"This is a tsunami. This is no small thing. This is an emergency."
Those are the words of Jan Egeland, the United Nation's undersecretary for humanitarian affairs. He is referring to the situation in Darfur, a dry, desolate, swathe of land about the size of Texas, tucked neatly into the western part of Sudan.
In Darfur, tens of thousands of black Africans have been systematically slaughtered by an Arab militia known as the Janjaweed. Tens of thousands of women and children have been raped and mutilated, while millions more have been forced to flee their homes.
The United Nations says the Janjaweed is sponsored by the Sudanese government. Over the weekend, Sudan
agreed to accept a peace deal brokered by the African Union, but the Janjaweed and other rebel groups have yet to agree to terms.
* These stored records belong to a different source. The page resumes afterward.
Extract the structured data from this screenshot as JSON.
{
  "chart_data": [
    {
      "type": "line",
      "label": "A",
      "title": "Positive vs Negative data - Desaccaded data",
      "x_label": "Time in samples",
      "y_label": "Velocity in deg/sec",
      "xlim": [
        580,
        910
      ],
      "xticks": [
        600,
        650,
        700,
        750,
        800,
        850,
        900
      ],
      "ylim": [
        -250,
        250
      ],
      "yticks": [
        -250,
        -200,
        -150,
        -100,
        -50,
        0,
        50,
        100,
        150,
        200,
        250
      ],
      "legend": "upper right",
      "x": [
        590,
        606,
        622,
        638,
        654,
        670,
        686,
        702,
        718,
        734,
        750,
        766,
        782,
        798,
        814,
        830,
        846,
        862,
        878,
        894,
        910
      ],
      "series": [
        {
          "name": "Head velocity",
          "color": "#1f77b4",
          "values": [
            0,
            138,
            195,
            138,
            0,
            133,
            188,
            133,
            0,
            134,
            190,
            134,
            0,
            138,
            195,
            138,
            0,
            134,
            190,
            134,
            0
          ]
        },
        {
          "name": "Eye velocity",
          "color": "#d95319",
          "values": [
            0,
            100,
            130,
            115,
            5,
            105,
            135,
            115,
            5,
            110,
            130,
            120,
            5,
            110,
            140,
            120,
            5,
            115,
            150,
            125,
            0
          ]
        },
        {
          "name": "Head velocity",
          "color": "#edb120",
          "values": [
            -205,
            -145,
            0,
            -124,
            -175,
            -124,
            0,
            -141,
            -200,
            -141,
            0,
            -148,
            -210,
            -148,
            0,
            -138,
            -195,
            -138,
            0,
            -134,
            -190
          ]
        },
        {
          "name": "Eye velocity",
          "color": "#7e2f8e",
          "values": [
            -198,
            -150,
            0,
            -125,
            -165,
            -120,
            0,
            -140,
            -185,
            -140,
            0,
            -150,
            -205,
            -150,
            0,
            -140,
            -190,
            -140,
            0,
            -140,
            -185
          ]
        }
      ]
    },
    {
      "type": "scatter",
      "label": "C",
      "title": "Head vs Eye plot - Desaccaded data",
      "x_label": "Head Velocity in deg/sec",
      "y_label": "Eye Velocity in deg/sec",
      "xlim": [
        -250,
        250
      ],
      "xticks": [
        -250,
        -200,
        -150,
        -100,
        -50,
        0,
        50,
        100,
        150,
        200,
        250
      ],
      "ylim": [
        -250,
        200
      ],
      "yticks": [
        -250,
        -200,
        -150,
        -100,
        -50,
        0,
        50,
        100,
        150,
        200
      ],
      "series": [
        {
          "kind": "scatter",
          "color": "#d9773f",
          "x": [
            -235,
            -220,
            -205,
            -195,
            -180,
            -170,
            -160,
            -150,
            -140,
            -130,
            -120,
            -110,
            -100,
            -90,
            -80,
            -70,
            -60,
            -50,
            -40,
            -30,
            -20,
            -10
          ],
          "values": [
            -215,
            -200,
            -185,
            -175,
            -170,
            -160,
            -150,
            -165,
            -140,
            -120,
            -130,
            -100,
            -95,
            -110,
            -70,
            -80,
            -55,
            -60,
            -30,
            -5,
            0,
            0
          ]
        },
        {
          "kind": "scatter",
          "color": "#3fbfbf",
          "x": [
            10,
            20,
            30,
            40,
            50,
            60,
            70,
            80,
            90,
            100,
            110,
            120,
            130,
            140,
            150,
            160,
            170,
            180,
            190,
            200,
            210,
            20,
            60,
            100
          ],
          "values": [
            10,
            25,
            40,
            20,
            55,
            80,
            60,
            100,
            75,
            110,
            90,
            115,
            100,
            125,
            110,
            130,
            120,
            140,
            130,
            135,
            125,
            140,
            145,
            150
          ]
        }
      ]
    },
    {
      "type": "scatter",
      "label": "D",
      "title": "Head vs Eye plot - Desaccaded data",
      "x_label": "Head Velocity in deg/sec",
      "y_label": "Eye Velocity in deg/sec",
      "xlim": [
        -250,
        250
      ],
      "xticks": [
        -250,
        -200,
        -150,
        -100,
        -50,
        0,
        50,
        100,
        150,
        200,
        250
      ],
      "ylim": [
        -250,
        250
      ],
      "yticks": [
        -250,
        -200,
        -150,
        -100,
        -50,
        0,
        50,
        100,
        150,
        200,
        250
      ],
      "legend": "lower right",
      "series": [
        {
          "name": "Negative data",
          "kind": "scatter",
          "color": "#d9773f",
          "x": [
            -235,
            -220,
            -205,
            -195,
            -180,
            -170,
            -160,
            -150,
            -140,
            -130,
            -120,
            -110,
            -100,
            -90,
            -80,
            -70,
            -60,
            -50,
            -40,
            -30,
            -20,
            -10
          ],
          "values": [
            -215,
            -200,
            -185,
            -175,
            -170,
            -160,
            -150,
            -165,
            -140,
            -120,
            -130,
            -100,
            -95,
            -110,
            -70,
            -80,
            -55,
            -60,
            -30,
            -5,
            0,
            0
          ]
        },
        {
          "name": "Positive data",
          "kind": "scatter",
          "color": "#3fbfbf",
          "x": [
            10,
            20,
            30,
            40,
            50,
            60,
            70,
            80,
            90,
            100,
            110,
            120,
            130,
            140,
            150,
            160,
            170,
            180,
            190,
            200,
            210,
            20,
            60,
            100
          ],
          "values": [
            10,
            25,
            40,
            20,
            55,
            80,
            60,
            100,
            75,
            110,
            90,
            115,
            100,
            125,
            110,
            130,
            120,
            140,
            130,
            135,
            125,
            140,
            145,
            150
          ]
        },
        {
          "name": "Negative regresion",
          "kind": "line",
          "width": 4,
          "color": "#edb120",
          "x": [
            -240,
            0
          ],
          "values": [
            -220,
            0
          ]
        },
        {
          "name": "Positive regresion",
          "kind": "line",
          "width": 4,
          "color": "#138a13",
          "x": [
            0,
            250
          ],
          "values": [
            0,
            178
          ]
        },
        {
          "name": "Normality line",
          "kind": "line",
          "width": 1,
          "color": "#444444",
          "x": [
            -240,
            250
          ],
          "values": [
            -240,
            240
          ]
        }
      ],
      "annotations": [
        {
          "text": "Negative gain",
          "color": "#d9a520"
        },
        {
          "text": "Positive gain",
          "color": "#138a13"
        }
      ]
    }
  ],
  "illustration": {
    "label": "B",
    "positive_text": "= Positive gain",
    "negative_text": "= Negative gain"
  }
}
Someone once called Darfur the land of the three Ds -- death, disease and despair. According to the United Nations, Darfur is the world's worst humanitarian disaster. U.S. officials have another phrase for this slow-building tsunami -- genocide in the 21st century.
The poorest of the poor wind up in refugee camps. At last count that number was somewhere around three million people. But this may be for only a short while, as the few aid agencies still able to operate here are attacked regularly by the Janjaweed.
"Three million lives are at stake. Three million people need food," says the U.N.'s Egeland.
How does one begin to organize to feed three million hungry, angry people? So far this year, a handful of countries have contributed more than $100 million in aid. But the United Nations says it would need five times that amount to prevent millions of people from becoming extinct in plain sight.